Stage 3: Test for Delayed Imitation

The next room contained some aggressive toys and some non-aggressive toys. The non-aggressive toys included a tea set, crayons, three bears, and plastic farm animals. The aggressive toys included a mallet and peg board, dart guns, and a 3-foot Bobo doll.
The child was in the room for 20 minutes, and their behavior was observed and rated through a one-way mirror. Observations were made at 5-second intervals.
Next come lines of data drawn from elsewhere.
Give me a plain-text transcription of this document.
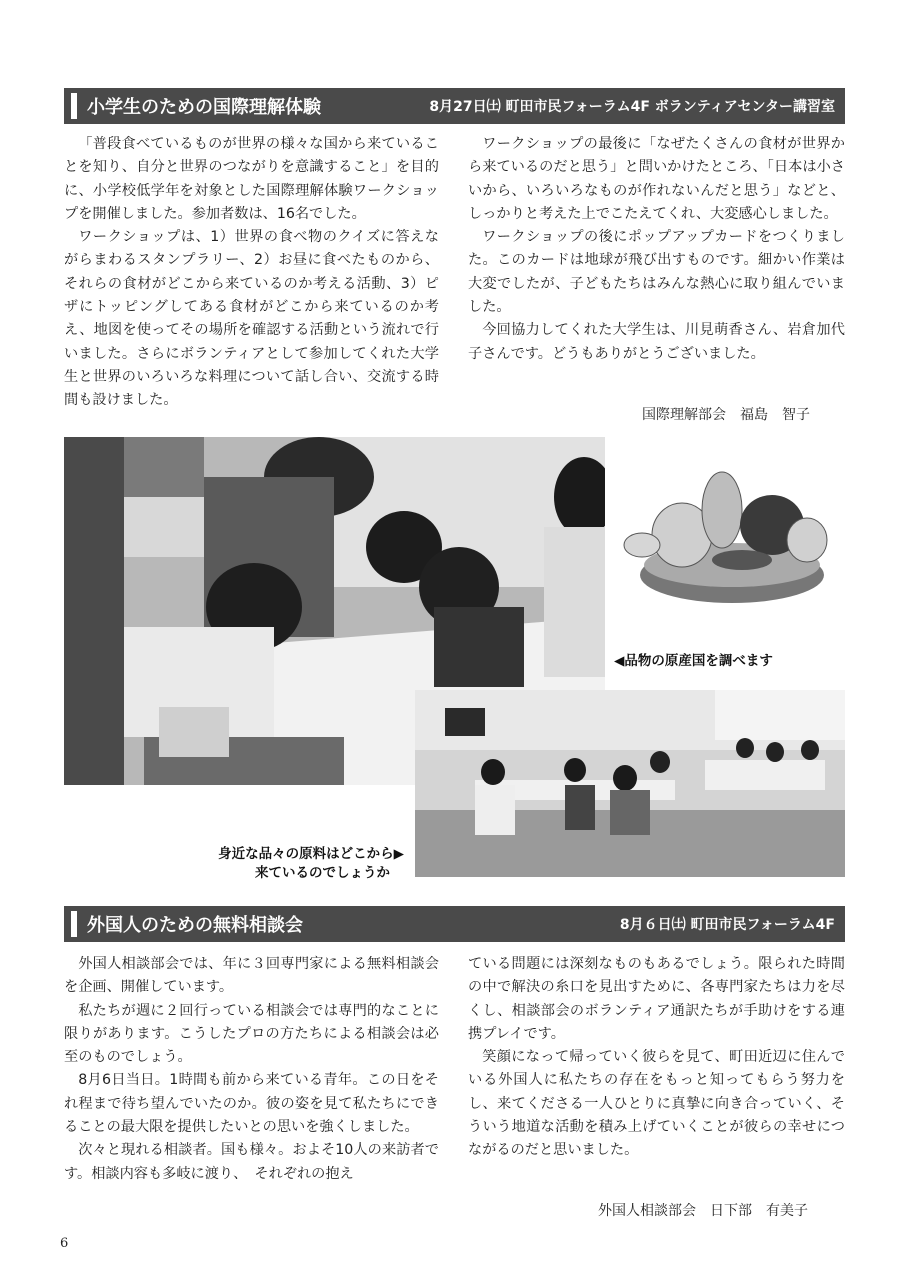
小学生のための国際理解体験	8月27日㈯ 町田市民フォーラム4F ボランティアセンター講習室

「普段食べているものが世界の様々な国から来ていることを知り、自分と世界のつながりを意識すること」を目的に、小学校低学年を対象とした国際理解体験ワークショップを開催しました。参加者数は、16名でした。

ワークショップは、1）世界の食べ物のクイズに答えながらまわるスタンプラリー、2）お昼に食べたものから、それらの食材がどこから来ているのか考える活動、3）ピザにトッピングしてある食材がどこから来ているのか考え、地図を使ってその場所を確認する活動という流れで行いました。さらにボランティアとして参加してくれた大学生と世界のいろいろな料理について話し合い、交流する時間も設けました。

ワークショップの最後に「なぜたくさんの食材が世界から来ているのだと思う」と問いかけたところ、「日本は小さいから、いろいろなものが作れないんだと思う」などと、しっかりと考えた上でこたえてくれ、大変感心しました。

ワークショップの後にポップアップカードをつくりました。このカードは地球が飛び出すものです。細かい作業は大変でしたが、子どもたちはみんな熱心に取り組んでいました。

今回協力してくれた大学生は、川見萌香さん、岩倉加代子さんです。どうもありがとうございました。

国際理解部会　福島　智子
◀品物の原産国を調べます
身近な品々の原料はどこから▶
来ているのでしょうか
外国人のための無料相談会	8月６日㈯ 町田市民フォーラム4F

外国人相談部会では、年に３回専門家による無料相談会を企画、開催しています。

私たちが週に２回行っている相談会では専門的なことに限りがあります。こうしたプロの方たちによる相談会は必至のものでしょう。

8月6日当日。1時間も前から来ている青年。この日をそれ程まで待ち望んでいたのか。彼の姿を見て私たちにできることの最大限を提供したいとの思いを強くしました。

次々と現れる相談者。国も様々。およそ10人の来訪者です。相談内容も多岐に渡り、　それぞれの抱え

ている問題には深刻なものもあるでしょう。限られた時間の中で解決の糸口を見出すために、各専門家たちは力を尽くし、相談部会のボランティア通訳たちが手助けをする連携プレイです。

笑顔になって帰っていく彼らを見て、町田近辺に住んでいる外国人に私たちの存在をもっと知ってもらう努力をし、来てくださる一人ひとりに真摯に向き合っていく、そういう地道な活動を積み上げていくことが彼らの幸せにつながるのだと思いました。

外国人相談部会　日下部　有美子
6
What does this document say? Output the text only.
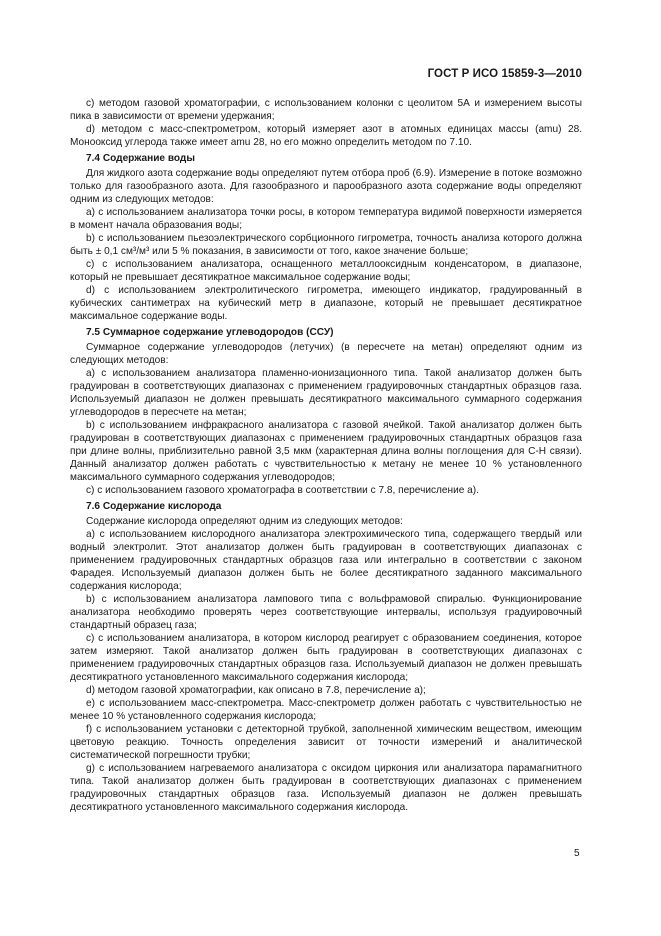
ГОСТ Р ИСО 15859-3—2010

c) методом газовой хроматографии, с использованием колонки с цеолитом 5А и измерением высоты пика в зависимости от времени удержания;

d) методом с масс-спектрометром, который измеряет азот в атомных единицах массы (amu) 28. Монооксид углерода также имеет amu 28, но его можно определить методом по 7.10.

7.4 Содержание воды

Для жидкого азота содержание воды определяют путем отбора проб (6.9). Измерение в потоке возможно только для газообразного азота. Для газообразного и парообразного азота содержание воды определяют одним из следующих методов:

a) с использованием анализатора точки росы, в котором температура видимой поверхности измеряется в момент начала образования воды;

b) с использованием пьезоэлектрического сорбционного гигрометра, точность анализа которого должна быть ± 0,1 см³/м³ или 5 % показания, в зависимости от того, какое значение больше;

c) с использованием анализатора, оснащенного металлооксидным конденсатором, в диапазоне, который не превышает десятикратное максимальное содержание воды;

d) с использованием электролитического гигрометра, имеющего индикатор, градуированный в кубических сантиметрах на кубический метр в диапазоне, который не превышает десятикратное максимальное содержание воды.

7.5 Суммарное содержание углеводородов (ССУ)

Суммарное содержание углеводородов (летучих) (в пересчете на метан) определяют одним из следующих методов:

a) с использованием анализатора пламенно-ионизационного типа. Такой анализатор должен быть градуирован в соответствующих диапазонах с применением градуировочных стандартных образцов газа. Используемый диапазон не должен превышать десятикратного максимального суммарного содержания углеводородов в пересчете на метан;

b) с использованием инфракрасного анализатора с газовой ячейкой. Такой анализатор должен быть градуирован в соответствующих диапазонах с применением градуировочных стандартных образцов газа при длине волны, приблизительно равной 3,5 мкм (характерная длина волны поглощения для С-Н связи). Данный анализатор должен работать с чувствительностью к метану не менее 10 % установленного максимального суммарного содержания углеводородов;

c) с использованием газового хроматографа в соответствии с 7.8, перечисление а).

7.6 Содержание кислорода

Содержание кислорода определяют одним из следующих методов:

a) с использованием кислородного анализатора электрохимического типа, содержащего твердый или водный электролит. Этот анализатор должен быть градуирован в соответствующих диапазонах с применением градуировочных стандартных образцов газа или интегрально в соответствии с законом Фарадея. Используемый диапазон должен быть не более десятикратного заданного максимального содержания кислорода;

b) с использованием анализатора лампового типа с вольфрамовой спиралью. Функционирование анализатора необходимо проверять через соответствующие интервалы, используя градуировочный стандартный образец газа;

c) с использованием анализатора, в котором кислород реагирует с образованием соединения, которое затем измеряют. Такой анализатор должен быть градуирован в соответствующих диапазонах с применением градуировочных стандартных образцов газа. Используемый диапазон не должен превышать десятикратного установленного максимального содержания кислорода;

d) методом газовой хроматографии, как описано в 7.8, перечисление а);

e) с использованием масс-спектрометра. Масс-спектрометр должен работать с чувствительностью не менее 10 % установленного содержания кислорода;

f) с использованием установки с детекторной трубкой, заполненной химическим веществом, имеющим цветовую реакцию. Точность определения зависит от точности измерений и аналитической систематической погрешности трубки;

g) с использованием нагреваемого анализатора с оксидом циркония или анализатора парамагнитного типа. Такой анализатор должен быть градуирован в соответствующих диапазонах с применением градуировочных стандартных образцов газа. Используемый диапазон не должен превышать десятикратного установленного максимального содержания кислорода.

5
Conclusion of Bobo Doll Experiment

Children who observed the aggressive model made far more imitative aggressive responses than those who were in the non-aggressive or control groups.
Boys were more likely to imitate same-sex models than girls.
Boys imitated more physically aggressive acts than girls.

Implications

The findings support Bandura's (1977) Social Learning Theory. That is, children learn social behavior such as aggression through the process of observation learning - through watching the behavior of another person.
This study has important implications for the effects of media violence on children.

Processes of Observational Learning

Attention: The extent to which we are exposed/notice the behavior. For a behavior to be imitated, it has to grab our attention.
Retention: How well the behavior is remembered.
Reproduction: This is the ability to perform the behavior that the model has just demonstrated.
Motivation: The will to perform the behavior.

Steps of Observational Learning:

Attention: Focuses on a model's behavior.
Retention: Retains this behavior in memory.
Production Processes: Ability to perform the behavior.
Motivation: A situation arises wherein the behavior is useful.

Vicarious Learning

Bandura believed that learning is not facilitated by reinforcement; behaviors enacted by others often reinforce or punish.
These outcomes of the modeled behavior are referred to as vicarious because they arouse emotional reactions in the observer.
For example, a teacher acknowledges a child who shares her crayons with others at a table, and a child who observed the situation experiences positive feelings.

Definitions

Vicarious reinforcement: It is our tendency to repeat or duplicate behaviors for which others are being rewarded.
Vicarious punishment occurs when the tendency to engage in a behavior is weakened after having observed the negative consequences for another engaging in that behavior. This is a form of observational learning as described by social learning theory.